Nach dem weitgehenden Uber-Verbot in Brüssel bleiben den Fahrern noch eine Verlagerung ihrer Dienste in die Nachbarregion, deren Sprache die wenigsten sprechen, oder ein Wechsel in das Taxigewerbe.
Als Reaktion auf das Urteil im Berufungsverfahren gegen Uber zeigte das Brüsseler Taxigewerbe sich gestern erleichtert und erneuerte gegenüber den Uber-Fahrern seine Jobangebote als Taxifahrer. „Es ist so weit, Uber muss in Brüssel seine Tätigkeit einstellen, um Strafzahlungen zu vermeiden. Jetzt ist allen klar: Uber musste schon immer mit Taxifahrern arbeiten,” sagte Pierre Steenberghen vom belgischen Taxiverband GTL. „Anfang des Jahres wurde in einem anderen Berufungsverfahren festgestellt, dass auch die VVB-Vorschriften (Limousinevermietung mit Fahrer), nach denen Uber-Fahrer seit 2017 fahren, weitestgehend nicht eingehalten wurden.”

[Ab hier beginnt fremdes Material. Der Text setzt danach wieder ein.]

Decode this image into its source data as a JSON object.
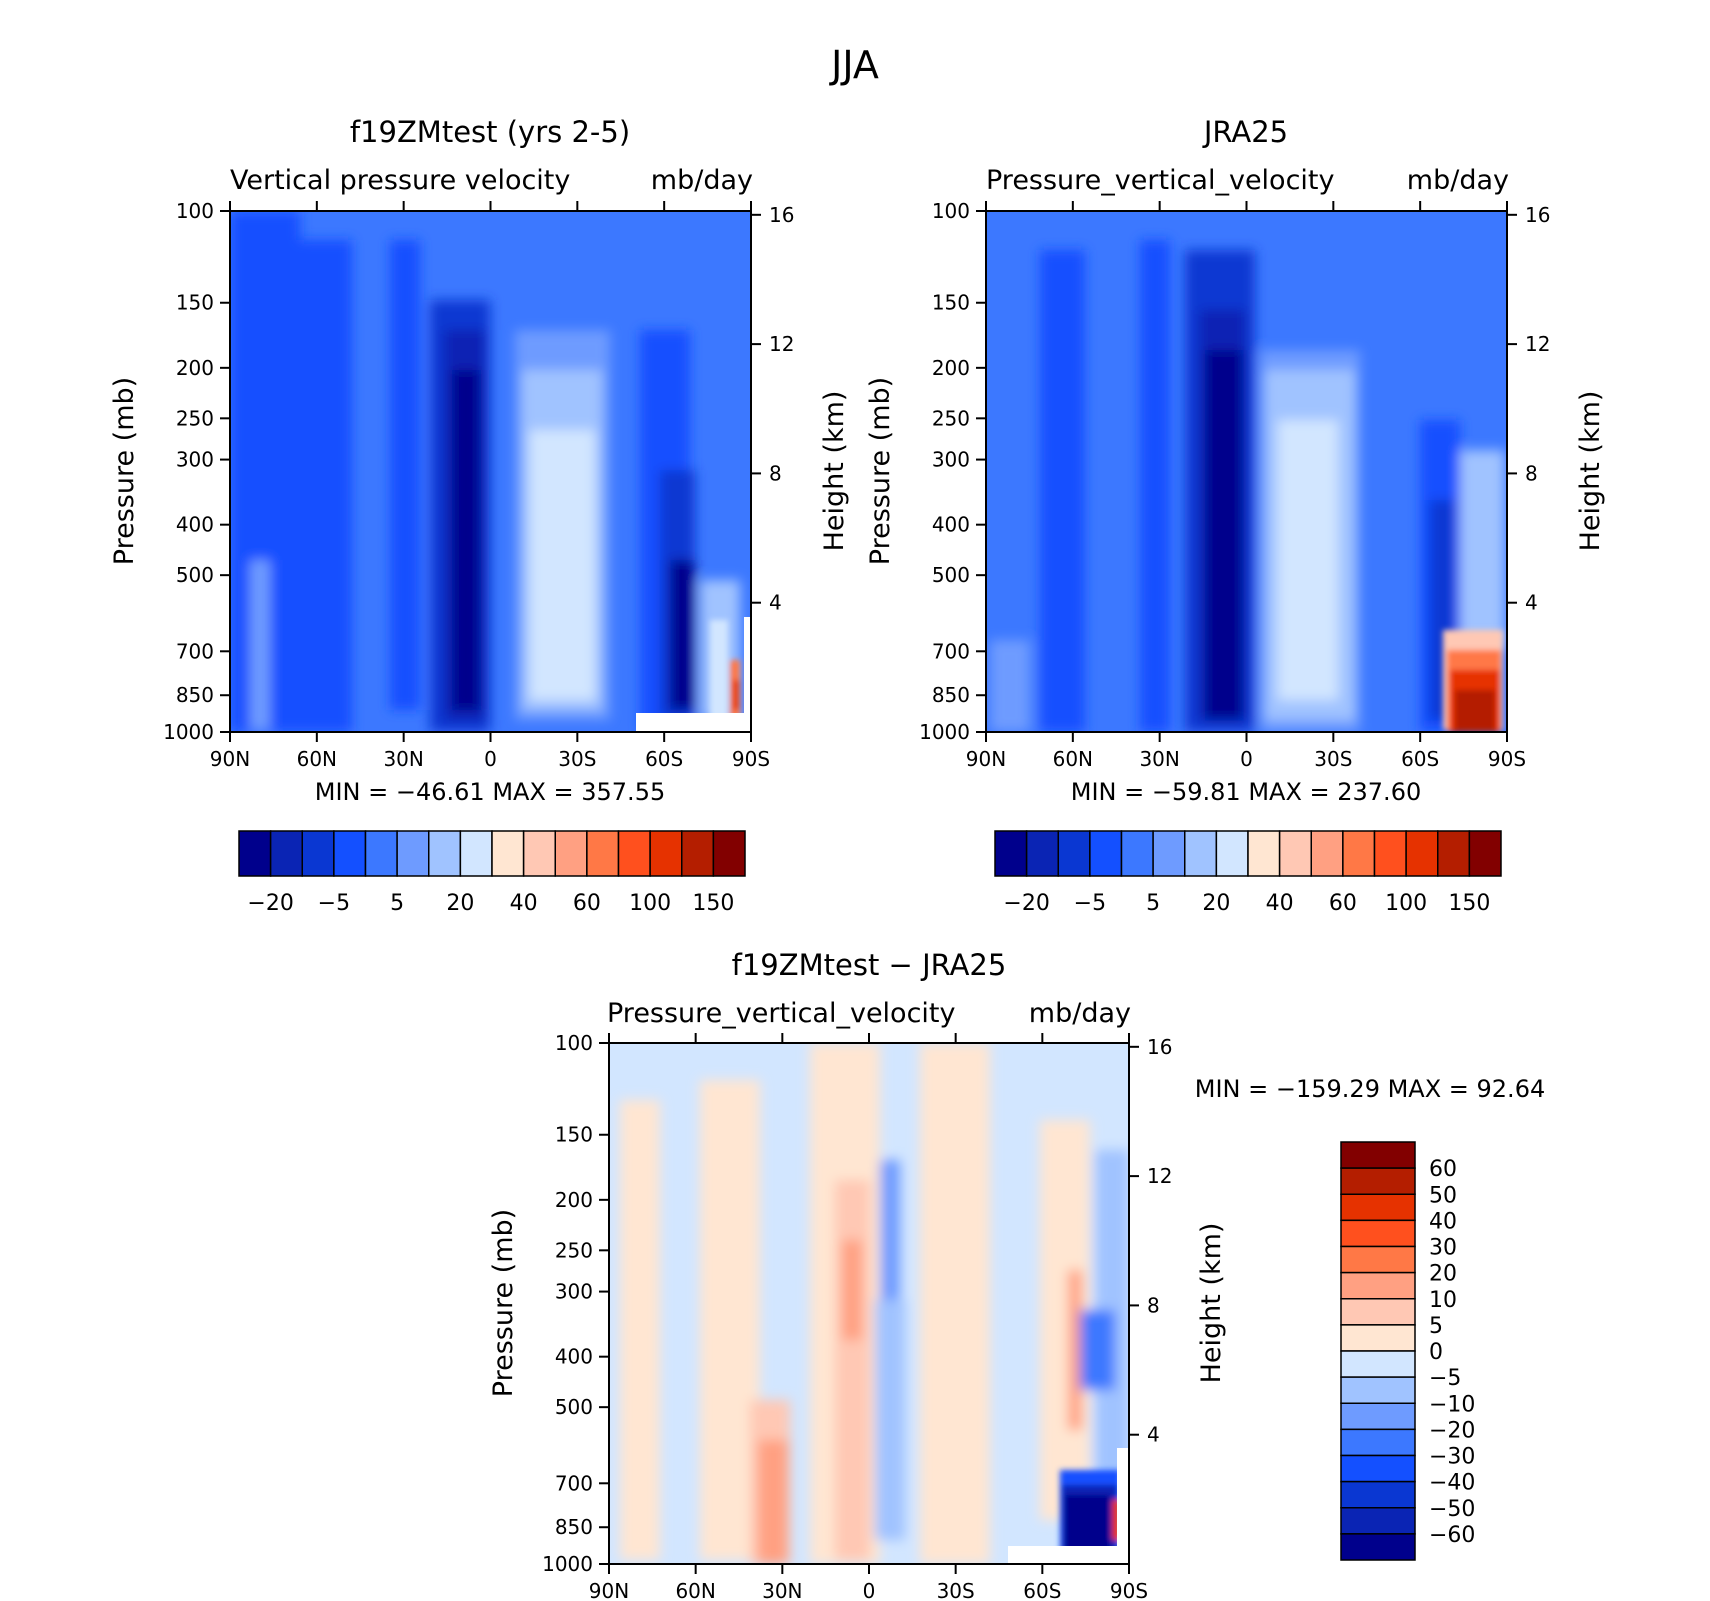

Die Brüsseler Taxiunternehmen, die mit Personalmangel kämpfen, fordern die Uber-Fahrer auf, künftig als „richtige Taxifahrer” zu arbeiten. „Seit 2019 haben die Taxiunternehmen aufgrund der Corona-Krise viele Fahrer verloren und sehen sich daher mit einem erheblichen Mangel an Fahrpersonal konfrontiert. Sie sind bereit, die Uber-Fahrer kurzfristig mit einem Arbeitsvertrag, einem angemessenen Lohn und einer vorteilhaften Sozialversicherung einzustellen. Auf diese Weise werden die Kunden von Uber nicht im Stich gelassen.”

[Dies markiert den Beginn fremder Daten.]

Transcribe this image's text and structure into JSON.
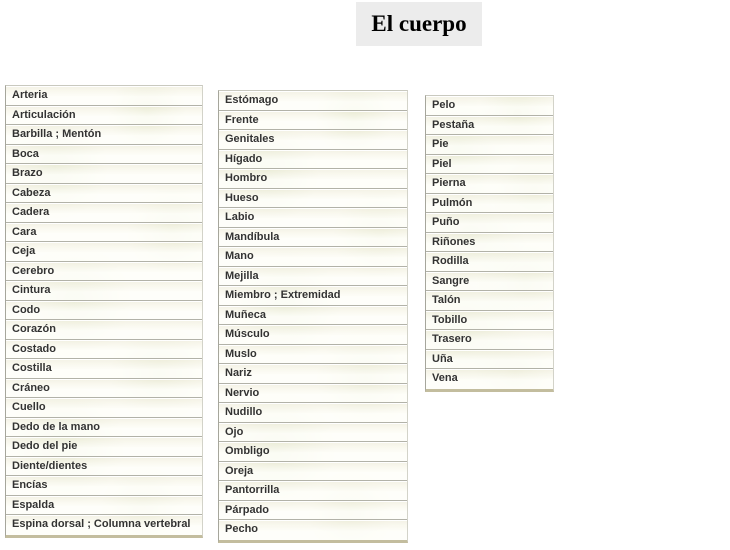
{
  "title": "El cuerpo",
  "colors": {
    "page_background": "#ffffff",
    "title_background": "#ececec",
    "title_text": "#000000",
    "cell_background": "#fbfbf2",
    "cell_border": "#b2b2a8",
    "cell_text": "#333333",
    "watermark_green": "#cdd8a4"
  },
  "columns": [
    {
      "name": "column-1",
      "items": [
        "Arteria",
        "Articulación",
        "Barbilla ; Mentón",
        "Boca",
        "Brazo",
        "Cabeza",
        "Cadera",
        "Cara",
        "Ceja",
        "Cerebro",
        "Cintura",
        "Codo",
        "Corazón",
        "Costado",
        "Costilla",
        "Cráneo",
        "Cuello",
        "Dedo de la mano",
        "Dedo del pie",
        "Diente/dientes",
        "Encías",
        "Espalda",
        "Espina dorsal ; Columna vertebral"
      ]
    },
    {
      "name": "column-2",
      "items": [
        "Estómago",
        "Frente",
        "Genitales",
        "Hígado",
        "Hombro",
        "Hueso",
        "Labio",
        "Mandíbula",
        "Mano",
        "Mejilla",
        "Miembro ; Extremidad",
        "Muñeca",
        "Músculo",
        "Muslo",
        "Nariz",
        "Nervio",
        "Nudillo",
        "Ojo",
        "Ombligo",
        "Oreja",
        "Pantorrilla",
        "Párpado",
        "Pecho"
      ]
    },
    {
      "name": "column-3",
      "items": [
        "Pelo",
        "Pestaña",
        "Pie",
        "Piel",
        "Pierna",
        "Pulmón",
        "Puño",
        "Riñones",
        "Rodilla",
        "Sangre",
        "Talón",
        "Tobillo",
        "Trasero",
        "Uña",
        "Vena"
      ]
    }
  ]
}
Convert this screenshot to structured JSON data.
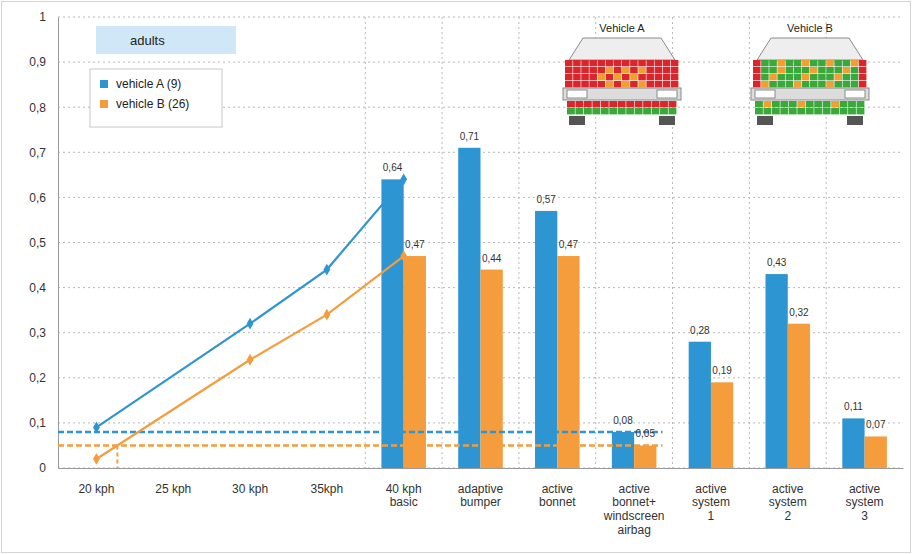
{
  "chart_data": {
    "type": "bar",
    "title": "adults",
    "categories": [
      "20 kph",
      "25 kph",
      "30 kph",
      "35kph",
      "40 kph basic",
      "adaptive bumper",
      "active bonnet",
      "active bonnet+ windscreen airbag",
      "active system 1",
      "active system 2",
      "active system 3"
    ],
    "series": [
      {
        "name": "vehicle A (9)",
        "type": "bar",
        "color": "#2e95d3",
        "values": [
          null,
          null,
          null,
          null,
          0.64,
          0.71,
          0.57,
          0.08,
          0.28,
          0.43,
          0.11
        ],
        "value_labels": [
          null,
          null,
          null,
          null,
          "0,64",
          "0,71",
          "0,57",
          "0,08",
          "0,28",
          "0,43",
          "0,11"
        ]
      },
      {
        "name": "vehicle B (26)",
        "type": "bar",
        "color": "#f59d3d",
        "values": [
          null,
          null,
          null,
          null,
          0.47,
          0.44,
          0.47,
          0.05,
          0.19,
          0.32,
          0.07
        ],
        "value_labels": [
          null,
          null,
          null,
          null,
          "0,47",
          "0,44",
          "0,47",
          "0,05",
          "0,19",
          "0,32",
          "0,07"
        ]
      },
      {
        "type": "line",
        "color": "#2e95d3",
        "marker": "diamond",
        "x": [
          "20 kph",
          "30 kph",
          "35kph",
          "40 kph basic"
        ],
        "values": [
          0.09,
          0.32,
          0.44,
          0.64
        ]
      },
      {
        "type": "line",
        "color": "#f59d3d",
        "marker": "diamond",
        "x": [
          "20 kph",
          "30 kph",
          "35kph",
          "40 kph basic"
        ],
        "values": [
          0.02,
          0.24,
          0.34,
          0.47
        ]
      }
    ],
    "ylim": [
      0,
      1
    ],
    "yticks": [
      0,
      {
        "value": 0.1,
        "label": "0,1"
      },
      {
        "value": 0.2,
        "label": "0,2"
      },
      {
        "value": 0.3,
        "label": "0,3"
      },
      {
        "value": 0.4,
        "label": "0,4"
      },
      {
        "value": 0.5,
        "label": "0,5"
      },
      {
        "value": 0.6,
        "label": "0,6"
      },
      {
        "value": 0.7,
        "label": "0,7"
      },
      {
        "value": 0.8,
        "label": "0,8"
      },
      {
        "value": 0.9,
        "label": "0,9"
      },
      1
    ],
    "grid": true,
    "legend": "top-left",
    "data_labels": true,
    "annotations": [
      {
        "text": "Vehicle A"
      },
      {
        "text": "Vehicle B"
      }
    ]
  }
}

Das Versagen der Politik kommentiert das Taxigewerbe: „Die Brüsseler Regierung hat zu lange gewartet, um ihrer Verantwortung gerecht zu werden. Gegen Uber wurden noch nie wirksame Maßnahmen ergriffen, auch nicht nach einem weiteren Urteil des Berufungsgerichts im Januar. Seit Jahren war eine Reform nötig, und die Politiker haben einfach weggeschaut und die Situation aus dem Ruder laufen lassen.“
Das Argument von Uber, dass die Brüsseler Gesetzgebung von 1995 veraltet und daher nicht mehr anwendbar sei, ist falsch, meint die GTL. „Es müssen Anpassungen vorgenommen werden, die mehr den heutigen Bestellmöglichkeiten gerecht werden und eine dynamischere Preisgestaltung ermöglichen.”
Während die Politiker nie den politischen Mut hatten, den Betrieb von Uber in Brüssel und den umliegenden Gemeinden zu verurteilen, hat die Justiz nach langen Berufungsverfahren und vielen juristischen Machtspielen seitens Uber nun die Verstöße unterbunden.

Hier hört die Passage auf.